Accompagnée du directeur général des douanes
du Mali, l’inspecteur général Amadou Konaté et ses proches collaborateurs, elle
a rendu une visite de courtoisie au ministère de l’Économie et des Finances où
elle a été reçue par le secrétaire général Abdoulaye Traoré. Avant de se rendre
à la direction générale des douanes du Mali sise à Samanko pour une séance de
travail.
Le Niger est actuellement sous embargo.

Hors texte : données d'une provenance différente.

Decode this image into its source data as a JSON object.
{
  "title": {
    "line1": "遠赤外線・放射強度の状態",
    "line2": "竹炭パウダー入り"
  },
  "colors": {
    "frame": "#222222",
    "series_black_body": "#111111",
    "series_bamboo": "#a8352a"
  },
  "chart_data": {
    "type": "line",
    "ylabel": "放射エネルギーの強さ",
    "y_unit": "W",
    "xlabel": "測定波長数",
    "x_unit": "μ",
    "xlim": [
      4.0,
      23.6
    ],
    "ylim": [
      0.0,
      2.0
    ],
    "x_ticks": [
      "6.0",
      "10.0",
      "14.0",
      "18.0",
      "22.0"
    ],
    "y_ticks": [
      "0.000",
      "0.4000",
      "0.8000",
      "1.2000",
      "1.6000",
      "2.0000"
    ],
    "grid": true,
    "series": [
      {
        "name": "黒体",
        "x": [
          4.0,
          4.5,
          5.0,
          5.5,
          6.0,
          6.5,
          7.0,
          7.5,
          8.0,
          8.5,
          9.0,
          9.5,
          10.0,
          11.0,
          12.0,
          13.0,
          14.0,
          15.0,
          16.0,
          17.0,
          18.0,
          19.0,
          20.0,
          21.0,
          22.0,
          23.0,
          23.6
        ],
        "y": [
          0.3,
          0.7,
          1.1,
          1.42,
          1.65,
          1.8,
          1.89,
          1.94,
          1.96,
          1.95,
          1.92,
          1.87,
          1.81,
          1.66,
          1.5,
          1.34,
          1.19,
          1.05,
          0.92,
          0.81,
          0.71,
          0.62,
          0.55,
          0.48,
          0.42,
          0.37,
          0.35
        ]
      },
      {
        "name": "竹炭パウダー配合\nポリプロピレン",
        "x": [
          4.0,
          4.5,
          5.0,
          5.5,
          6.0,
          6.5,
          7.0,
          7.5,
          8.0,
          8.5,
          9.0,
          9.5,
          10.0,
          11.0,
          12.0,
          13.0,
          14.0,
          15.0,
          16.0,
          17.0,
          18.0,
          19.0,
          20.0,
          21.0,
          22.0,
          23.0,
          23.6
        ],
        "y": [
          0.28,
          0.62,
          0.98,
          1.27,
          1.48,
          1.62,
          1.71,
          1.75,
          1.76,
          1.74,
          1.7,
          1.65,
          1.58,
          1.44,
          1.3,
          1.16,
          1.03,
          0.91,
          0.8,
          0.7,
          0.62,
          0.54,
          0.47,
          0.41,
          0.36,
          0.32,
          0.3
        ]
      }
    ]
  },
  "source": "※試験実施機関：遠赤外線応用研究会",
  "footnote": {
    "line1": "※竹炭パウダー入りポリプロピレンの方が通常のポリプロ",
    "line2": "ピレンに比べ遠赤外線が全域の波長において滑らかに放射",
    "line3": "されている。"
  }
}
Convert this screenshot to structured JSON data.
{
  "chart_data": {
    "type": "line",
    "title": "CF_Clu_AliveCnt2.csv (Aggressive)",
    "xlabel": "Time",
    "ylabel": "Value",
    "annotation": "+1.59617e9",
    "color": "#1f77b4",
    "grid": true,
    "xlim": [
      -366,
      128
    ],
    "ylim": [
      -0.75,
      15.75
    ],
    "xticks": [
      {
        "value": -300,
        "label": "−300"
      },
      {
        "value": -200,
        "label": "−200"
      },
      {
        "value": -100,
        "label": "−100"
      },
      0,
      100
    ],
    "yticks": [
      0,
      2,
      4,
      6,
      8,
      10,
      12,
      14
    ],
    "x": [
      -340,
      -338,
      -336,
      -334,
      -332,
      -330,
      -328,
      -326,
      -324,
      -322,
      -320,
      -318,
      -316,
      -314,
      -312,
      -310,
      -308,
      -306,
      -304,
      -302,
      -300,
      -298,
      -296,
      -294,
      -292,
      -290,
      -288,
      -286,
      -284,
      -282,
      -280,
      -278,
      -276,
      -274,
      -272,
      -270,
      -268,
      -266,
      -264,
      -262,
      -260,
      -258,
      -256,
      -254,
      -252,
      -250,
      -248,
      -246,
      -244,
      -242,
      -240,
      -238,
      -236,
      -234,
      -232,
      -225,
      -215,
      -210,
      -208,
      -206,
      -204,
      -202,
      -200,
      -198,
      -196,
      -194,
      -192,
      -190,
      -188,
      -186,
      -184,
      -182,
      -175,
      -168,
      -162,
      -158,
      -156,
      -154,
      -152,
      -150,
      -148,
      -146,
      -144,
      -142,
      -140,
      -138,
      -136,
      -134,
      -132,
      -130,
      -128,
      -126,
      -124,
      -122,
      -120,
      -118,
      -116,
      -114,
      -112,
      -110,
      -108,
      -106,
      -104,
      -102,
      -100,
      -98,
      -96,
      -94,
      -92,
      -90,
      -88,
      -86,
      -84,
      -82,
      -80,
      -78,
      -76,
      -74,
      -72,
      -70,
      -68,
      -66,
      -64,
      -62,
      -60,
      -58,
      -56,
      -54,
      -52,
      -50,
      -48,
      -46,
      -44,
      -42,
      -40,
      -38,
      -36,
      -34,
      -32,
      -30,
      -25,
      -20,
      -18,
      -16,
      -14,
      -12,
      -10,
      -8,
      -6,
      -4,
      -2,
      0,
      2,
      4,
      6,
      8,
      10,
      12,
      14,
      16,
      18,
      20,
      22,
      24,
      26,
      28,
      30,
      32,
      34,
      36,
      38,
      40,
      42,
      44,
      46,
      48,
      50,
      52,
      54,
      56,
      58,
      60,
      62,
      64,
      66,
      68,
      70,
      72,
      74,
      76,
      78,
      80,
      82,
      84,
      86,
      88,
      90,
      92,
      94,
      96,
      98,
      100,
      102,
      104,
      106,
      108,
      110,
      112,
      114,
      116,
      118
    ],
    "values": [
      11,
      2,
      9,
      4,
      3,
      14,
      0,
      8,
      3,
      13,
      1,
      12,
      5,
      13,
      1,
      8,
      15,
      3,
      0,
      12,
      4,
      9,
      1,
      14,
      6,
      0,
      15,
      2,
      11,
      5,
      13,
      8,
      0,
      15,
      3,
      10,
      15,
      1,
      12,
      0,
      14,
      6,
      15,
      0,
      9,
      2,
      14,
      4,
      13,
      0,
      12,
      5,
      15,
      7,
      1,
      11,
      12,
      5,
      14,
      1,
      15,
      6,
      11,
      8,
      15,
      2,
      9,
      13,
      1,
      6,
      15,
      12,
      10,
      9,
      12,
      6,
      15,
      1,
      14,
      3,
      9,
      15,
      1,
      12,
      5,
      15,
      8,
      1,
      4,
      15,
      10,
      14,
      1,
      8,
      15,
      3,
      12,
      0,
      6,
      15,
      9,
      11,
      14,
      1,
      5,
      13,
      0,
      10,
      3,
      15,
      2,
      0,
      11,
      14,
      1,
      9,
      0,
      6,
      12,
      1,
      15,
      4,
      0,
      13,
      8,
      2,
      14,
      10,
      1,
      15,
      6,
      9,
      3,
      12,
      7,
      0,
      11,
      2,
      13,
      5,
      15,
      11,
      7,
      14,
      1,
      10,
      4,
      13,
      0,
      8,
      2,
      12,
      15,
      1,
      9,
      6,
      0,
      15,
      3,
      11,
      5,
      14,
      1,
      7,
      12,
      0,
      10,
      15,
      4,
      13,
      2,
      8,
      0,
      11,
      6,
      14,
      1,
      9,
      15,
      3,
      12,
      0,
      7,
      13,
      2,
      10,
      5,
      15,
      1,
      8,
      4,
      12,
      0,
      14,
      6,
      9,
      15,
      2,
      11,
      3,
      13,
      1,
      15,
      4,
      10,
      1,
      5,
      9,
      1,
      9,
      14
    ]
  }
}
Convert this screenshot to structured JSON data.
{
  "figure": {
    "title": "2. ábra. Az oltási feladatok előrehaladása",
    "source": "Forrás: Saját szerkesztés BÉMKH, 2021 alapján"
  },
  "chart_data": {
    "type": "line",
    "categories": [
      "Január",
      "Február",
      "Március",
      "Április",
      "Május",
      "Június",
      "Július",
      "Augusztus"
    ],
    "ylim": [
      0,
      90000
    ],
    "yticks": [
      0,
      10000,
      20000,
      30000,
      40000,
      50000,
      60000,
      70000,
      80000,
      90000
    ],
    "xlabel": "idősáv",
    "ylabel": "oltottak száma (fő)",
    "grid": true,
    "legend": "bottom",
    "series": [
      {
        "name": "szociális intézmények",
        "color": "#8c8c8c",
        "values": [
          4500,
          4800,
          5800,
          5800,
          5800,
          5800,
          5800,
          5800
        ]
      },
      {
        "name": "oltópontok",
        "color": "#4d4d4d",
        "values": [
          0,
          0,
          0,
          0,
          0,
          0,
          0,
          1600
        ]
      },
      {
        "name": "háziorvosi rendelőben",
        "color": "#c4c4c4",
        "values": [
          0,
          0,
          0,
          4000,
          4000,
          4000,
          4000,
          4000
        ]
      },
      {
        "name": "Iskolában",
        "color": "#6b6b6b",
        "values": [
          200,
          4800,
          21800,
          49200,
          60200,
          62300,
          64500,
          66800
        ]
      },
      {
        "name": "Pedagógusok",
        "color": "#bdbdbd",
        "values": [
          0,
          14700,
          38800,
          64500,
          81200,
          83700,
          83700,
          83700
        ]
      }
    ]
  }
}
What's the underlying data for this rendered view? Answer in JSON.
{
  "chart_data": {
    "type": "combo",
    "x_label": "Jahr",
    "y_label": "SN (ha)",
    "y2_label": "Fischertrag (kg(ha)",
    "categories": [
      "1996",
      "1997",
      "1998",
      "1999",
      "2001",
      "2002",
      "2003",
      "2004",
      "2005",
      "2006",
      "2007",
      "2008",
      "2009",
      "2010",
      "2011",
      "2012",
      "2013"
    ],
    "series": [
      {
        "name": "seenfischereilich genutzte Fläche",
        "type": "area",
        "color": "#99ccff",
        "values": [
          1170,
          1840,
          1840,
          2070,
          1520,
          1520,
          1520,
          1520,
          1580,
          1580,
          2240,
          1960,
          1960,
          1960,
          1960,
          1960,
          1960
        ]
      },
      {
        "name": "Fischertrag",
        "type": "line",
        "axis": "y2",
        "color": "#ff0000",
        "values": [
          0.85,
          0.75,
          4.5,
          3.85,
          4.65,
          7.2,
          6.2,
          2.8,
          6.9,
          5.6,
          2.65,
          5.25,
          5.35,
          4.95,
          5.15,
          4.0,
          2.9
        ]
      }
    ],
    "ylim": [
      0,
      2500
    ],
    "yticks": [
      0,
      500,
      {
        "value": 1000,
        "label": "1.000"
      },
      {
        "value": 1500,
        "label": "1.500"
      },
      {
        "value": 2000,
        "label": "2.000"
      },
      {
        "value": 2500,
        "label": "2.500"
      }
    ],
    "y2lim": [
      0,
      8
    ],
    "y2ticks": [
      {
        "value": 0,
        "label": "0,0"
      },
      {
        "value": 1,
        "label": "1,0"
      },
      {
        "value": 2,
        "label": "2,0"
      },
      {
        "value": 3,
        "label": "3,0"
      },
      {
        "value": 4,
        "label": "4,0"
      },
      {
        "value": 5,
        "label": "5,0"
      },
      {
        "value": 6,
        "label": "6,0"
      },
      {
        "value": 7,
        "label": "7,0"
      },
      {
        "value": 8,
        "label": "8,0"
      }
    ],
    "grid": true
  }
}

La délégation
nigériennes est venue s’inspirer de l’expérience des douanes maliennes face aux
sanctions de la Cédeao et de l’Uémoa afin de faire face à ces sanctions similaires
prises contre ce pays frère. «Le Mali est avant tout un pays frère avec lequel
nous partageons beaucoup de réalité. Notre pays vit des sanctions injustes et
inhumaines. Cette situation impacte fortement les performances de notre
administration.
De mémoire, nous savons que le Mali a connu des situations
identiques, un embargo sévère que le nôtre et le peuple malien est resté débout
comme un seul homme et a pu être assez résilient avant de relever le défi», a
indiqué le directeur général adjoint des douanes du Niger.
Une résilience que
le colonel Balla Moustapha a illustré par les performances assez signifiantes réalisées
par l’administration des douanes du Mali pendant cette période. Selon lui, les objectifs des recettes ont été
atteints et même dépassés au-delà de ce qui a été fait avant l’embargo. Toute
chose qui a, selon lui, témoigné de la détermination des responsables de
l’administration douanières du Mali.
Situant la rencontre dans son contexte,
l’inspecteur général Amadou Konaté a rappelé que les directeurs généraux du
Mali, du Niger et du Burkina Faso, avaient lancé à Bamako, l’interconnexion du
système douanier dont la phase pilote a été évaluée à Ouagadougou. «Au fait,
nous sommes en train de traduire dans la réalité douanière, nos pratiques de
tous les jours, les orientations des autorités des trois pays qui sont dans une
alliance.
Nous avons les mêmes réalités, nous appliquons les mêmes procédures»,
a expliqué le directeur général des douanes du Mali. Amadou Konaté a estimé
qu’il est essentiel pour les administrations douanières de ces trois pays
d’harmoniser leurs procédures, d’échanger les bonnes pratiques de part et
d’autre.
À cet égard, l’inspecteur général a assuré de la disponibilité des douanes maliennes à partager ses expériences avec leurs homologues du Niger, tous les ajustements, les corrections. Cela afin que les douanes nigériennes ne puissent pas trébucher là où celles du Mali ont trébuché.